Aber spulen wir kurz zurück für einen kleinen Kontextabsatz. Der amerikanische Komiker Andy Kaufmann ist nicht zu vergleichen mit anderen Komikern: In den 70er Jahren traf sein bizarrer Anti-Humor auf das amerikanische Zuschauer. Kaufmanns Humor bettelte aber nicht um Lacher. Er machte, was er wollte und brachte mit bizarren Showeinlagen Menschen zum Nachdenken. Als Intergender-Champion wrestelte er nur gegen Frauen, zu einer Zeit als der Feminismus seine Hochphase erlebte. In seinen Karaoke-Einlagen brilliert er nur beim Refrain und bleibt sonst stumm. Seine Sendung zeigte absichtlich ein Testbild, bis Zuschauer beim Sender anriefen.

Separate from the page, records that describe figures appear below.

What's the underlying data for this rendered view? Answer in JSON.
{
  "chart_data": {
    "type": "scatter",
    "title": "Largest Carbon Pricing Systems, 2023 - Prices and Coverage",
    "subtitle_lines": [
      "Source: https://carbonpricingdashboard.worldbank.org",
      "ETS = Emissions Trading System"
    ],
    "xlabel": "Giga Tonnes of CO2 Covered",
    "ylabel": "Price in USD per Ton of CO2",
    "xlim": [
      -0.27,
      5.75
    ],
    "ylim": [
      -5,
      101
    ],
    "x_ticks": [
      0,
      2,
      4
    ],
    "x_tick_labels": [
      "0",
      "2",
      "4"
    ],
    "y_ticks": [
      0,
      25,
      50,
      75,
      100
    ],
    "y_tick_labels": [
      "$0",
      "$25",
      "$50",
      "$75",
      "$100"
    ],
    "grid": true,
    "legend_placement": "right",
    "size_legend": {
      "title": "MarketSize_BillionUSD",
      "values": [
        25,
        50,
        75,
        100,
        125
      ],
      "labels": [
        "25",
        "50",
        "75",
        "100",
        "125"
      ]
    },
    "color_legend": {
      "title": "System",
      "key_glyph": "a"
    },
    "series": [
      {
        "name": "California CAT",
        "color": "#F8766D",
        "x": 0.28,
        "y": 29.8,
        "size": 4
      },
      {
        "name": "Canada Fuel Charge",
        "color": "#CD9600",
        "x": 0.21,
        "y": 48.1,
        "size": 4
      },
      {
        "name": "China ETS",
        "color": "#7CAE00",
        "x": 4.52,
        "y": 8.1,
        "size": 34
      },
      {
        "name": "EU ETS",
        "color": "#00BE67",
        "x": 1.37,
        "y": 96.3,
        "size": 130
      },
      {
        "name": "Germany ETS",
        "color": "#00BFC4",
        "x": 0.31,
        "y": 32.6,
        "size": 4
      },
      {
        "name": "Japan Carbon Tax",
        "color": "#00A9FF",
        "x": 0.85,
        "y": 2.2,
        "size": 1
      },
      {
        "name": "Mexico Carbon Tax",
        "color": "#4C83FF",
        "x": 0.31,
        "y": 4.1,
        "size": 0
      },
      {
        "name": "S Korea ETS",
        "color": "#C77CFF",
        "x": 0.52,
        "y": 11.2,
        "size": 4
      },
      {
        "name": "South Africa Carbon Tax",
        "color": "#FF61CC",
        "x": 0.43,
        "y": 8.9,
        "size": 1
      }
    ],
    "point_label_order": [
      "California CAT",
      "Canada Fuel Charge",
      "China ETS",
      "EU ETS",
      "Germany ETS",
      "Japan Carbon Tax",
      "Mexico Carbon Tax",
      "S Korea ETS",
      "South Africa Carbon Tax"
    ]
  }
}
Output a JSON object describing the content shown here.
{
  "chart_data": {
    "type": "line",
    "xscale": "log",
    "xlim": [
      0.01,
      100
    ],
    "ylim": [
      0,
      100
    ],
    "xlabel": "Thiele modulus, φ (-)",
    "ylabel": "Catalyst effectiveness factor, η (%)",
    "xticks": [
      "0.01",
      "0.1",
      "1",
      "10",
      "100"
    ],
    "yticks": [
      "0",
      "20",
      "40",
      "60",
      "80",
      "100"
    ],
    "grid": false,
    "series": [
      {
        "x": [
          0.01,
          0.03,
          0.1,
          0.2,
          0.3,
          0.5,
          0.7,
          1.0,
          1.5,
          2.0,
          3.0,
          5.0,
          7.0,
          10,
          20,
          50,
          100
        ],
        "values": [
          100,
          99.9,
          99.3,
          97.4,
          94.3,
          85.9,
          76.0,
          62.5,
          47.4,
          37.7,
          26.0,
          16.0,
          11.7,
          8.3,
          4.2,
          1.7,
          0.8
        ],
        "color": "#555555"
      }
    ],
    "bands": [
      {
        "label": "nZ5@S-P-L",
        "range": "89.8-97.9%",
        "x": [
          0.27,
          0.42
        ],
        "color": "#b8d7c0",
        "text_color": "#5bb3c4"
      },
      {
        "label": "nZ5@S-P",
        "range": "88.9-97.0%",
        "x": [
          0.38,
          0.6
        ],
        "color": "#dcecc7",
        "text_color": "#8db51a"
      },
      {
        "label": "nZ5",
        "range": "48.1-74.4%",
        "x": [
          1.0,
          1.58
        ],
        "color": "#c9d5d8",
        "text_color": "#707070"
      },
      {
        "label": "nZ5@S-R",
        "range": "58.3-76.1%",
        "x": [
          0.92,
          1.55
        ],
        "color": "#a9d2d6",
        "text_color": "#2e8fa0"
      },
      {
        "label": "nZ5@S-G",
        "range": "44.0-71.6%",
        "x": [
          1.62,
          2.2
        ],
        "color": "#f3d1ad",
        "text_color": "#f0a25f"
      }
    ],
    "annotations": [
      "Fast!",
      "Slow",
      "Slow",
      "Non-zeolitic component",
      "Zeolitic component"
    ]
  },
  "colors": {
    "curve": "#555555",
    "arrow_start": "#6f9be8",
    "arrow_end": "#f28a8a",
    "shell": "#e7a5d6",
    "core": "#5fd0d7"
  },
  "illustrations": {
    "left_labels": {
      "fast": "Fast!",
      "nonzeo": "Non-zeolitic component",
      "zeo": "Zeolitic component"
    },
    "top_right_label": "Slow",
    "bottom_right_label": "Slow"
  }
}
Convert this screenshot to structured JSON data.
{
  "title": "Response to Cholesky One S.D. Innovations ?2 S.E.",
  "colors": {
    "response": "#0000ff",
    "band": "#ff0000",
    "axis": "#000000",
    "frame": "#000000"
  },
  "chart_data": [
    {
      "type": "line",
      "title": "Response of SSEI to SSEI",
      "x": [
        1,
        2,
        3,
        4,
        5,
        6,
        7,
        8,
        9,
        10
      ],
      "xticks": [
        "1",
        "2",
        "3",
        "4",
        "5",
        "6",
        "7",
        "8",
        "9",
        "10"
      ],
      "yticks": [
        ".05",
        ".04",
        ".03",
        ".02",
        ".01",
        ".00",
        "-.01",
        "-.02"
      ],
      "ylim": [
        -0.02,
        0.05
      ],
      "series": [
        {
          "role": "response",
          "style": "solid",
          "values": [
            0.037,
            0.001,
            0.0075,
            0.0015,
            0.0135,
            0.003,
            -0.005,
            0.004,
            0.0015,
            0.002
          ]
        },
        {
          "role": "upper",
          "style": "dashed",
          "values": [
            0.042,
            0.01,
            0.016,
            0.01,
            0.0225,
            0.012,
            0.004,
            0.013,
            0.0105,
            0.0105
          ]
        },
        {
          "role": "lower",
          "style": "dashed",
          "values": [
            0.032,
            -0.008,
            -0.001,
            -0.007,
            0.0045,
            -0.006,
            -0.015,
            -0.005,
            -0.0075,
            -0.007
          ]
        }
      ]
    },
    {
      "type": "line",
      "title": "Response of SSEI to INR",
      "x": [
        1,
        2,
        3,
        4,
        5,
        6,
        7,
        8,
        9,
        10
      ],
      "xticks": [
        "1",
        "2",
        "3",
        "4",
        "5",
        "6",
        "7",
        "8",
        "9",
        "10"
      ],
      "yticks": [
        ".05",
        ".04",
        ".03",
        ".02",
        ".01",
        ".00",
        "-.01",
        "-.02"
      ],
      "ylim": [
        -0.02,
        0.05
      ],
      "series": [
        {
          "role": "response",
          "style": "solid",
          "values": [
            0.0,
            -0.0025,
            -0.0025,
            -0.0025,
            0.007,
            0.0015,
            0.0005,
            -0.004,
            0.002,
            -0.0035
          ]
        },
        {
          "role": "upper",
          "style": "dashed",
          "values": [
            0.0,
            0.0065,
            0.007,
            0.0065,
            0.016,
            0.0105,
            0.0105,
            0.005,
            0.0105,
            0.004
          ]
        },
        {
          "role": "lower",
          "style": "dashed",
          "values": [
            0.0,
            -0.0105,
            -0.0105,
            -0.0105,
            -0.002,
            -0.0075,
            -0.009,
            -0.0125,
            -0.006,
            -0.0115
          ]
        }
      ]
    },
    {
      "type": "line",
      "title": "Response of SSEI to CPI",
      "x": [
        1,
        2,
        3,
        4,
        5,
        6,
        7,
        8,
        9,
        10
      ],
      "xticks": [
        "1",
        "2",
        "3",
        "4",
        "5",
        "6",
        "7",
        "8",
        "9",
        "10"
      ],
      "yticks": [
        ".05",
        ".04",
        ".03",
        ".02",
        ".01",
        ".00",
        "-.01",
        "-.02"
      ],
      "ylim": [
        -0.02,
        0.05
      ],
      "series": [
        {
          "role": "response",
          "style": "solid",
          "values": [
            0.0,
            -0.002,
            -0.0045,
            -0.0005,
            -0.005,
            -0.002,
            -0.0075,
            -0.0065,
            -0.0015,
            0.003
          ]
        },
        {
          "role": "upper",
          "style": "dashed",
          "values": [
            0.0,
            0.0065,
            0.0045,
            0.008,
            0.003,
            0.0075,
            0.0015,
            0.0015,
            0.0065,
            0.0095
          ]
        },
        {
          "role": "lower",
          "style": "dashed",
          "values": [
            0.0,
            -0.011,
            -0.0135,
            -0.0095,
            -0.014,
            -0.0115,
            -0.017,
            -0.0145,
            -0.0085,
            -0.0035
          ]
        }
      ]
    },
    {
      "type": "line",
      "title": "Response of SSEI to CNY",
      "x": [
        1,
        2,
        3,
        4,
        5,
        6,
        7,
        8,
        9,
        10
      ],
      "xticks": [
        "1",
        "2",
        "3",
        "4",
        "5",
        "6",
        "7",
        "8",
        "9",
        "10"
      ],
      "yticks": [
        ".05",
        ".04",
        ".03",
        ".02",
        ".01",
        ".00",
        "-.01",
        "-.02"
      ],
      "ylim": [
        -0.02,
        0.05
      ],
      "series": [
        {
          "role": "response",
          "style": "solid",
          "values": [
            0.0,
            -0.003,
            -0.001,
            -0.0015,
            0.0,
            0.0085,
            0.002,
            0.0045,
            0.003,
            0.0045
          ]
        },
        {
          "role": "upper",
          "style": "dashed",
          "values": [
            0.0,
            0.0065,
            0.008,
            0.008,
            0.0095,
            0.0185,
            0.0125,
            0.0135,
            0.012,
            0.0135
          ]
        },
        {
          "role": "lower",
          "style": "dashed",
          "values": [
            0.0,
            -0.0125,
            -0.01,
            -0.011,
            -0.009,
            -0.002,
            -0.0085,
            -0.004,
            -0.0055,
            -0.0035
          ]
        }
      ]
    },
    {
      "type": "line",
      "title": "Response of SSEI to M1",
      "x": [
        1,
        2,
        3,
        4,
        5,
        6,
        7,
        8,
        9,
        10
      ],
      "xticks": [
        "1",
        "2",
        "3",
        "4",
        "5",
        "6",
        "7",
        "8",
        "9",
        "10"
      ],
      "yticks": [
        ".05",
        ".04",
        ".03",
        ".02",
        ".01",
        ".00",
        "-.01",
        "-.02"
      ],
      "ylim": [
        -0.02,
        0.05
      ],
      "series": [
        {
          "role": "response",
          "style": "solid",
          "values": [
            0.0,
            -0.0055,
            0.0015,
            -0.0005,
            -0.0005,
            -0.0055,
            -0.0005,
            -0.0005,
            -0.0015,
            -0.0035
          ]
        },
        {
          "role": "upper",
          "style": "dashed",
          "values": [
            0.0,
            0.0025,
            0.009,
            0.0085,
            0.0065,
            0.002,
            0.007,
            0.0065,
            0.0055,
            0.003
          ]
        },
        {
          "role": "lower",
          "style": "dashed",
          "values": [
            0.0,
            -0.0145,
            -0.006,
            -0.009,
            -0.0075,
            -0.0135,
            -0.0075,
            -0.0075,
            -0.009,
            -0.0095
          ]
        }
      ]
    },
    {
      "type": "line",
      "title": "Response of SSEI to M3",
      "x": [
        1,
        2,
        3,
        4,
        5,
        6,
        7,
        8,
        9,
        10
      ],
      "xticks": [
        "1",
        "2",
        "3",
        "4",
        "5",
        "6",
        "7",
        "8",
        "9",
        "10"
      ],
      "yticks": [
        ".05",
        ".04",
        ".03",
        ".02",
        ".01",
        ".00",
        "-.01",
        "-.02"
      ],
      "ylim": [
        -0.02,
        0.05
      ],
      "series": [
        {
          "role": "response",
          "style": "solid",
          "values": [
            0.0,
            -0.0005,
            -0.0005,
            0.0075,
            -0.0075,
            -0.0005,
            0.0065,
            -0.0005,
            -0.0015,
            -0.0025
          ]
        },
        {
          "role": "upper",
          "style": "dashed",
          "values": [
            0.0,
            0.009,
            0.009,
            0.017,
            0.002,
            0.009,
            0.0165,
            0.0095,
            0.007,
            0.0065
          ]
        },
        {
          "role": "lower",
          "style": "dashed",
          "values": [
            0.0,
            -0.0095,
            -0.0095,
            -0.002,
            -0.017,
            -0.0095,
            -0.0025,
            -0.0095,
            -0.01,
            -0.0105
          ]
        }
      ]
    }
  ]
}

Besser als Jan Böhmermann heute und Harald Schmidt gestern gelang es Kaufmann, das Publikum zu irritieren.
Enter Jim Carry: Die 90er Jahre wiederum wurden humormäßig durch Jim Carrey geprägt. Ein Mensch, der sich vor der Kamera die Nasenlöcher mit den Fingern hochzieht und aus einem Nashorn geboren wird. Ein Quatsch-Komiker, ein Gestengott, ein Körperkünstler. Nach mehreren Quatschkomödien und dem Durchbruch mit der Truman Show nimmt Carrey die Rolle als Kaufmann in Man on the Moon an und brilliert. Als ich 1999 aus dem Kino ging, war ich verzaubert. Wer ist dieser Kaufmann und warum hat sich Carrey in ihn verwandelt? Erst Jim & Andy: the Great Beyond gibt Antworten auf diese Frage. Dazu muss man den sehenswerten Mondmann nicht noch einmal sehen. Es reicht, sich aufs Sofa zu setzen und dem altersweisen Carrey inklusive Rauschebart zu lauschen. Denn der Dokumentarfilm handelt eben so viel von seinem Leben, wie von Kaufmanns.
Eine Doku wie ein Schabernack – ohne Unterbrechung. Bei den Dreharbeiten – das zeigt die Dokumentation – bricht Carrey fast nie aus seiner Rolle als Kaufmann aus. Schlimmer noch, er spielt auch Kaufmanns Alter Ego Toni Clifton, beleidigt andere Schauspieler, verweigert Regisseur Milos Forman den Kontakt zu Jim Carrey. In kurz: Er treibt Kaufmanns Humor auf die Spitze, bis zu dem Punkt, an dem man sich fragt, wer ist eigentlich dieser Jim Carrey, in den sich Andy Kaufmann nach dem Dreh wieder zurückverwandeln muss? Eine beeindruckend mächtige Doku über zwei Komiker in einem Film.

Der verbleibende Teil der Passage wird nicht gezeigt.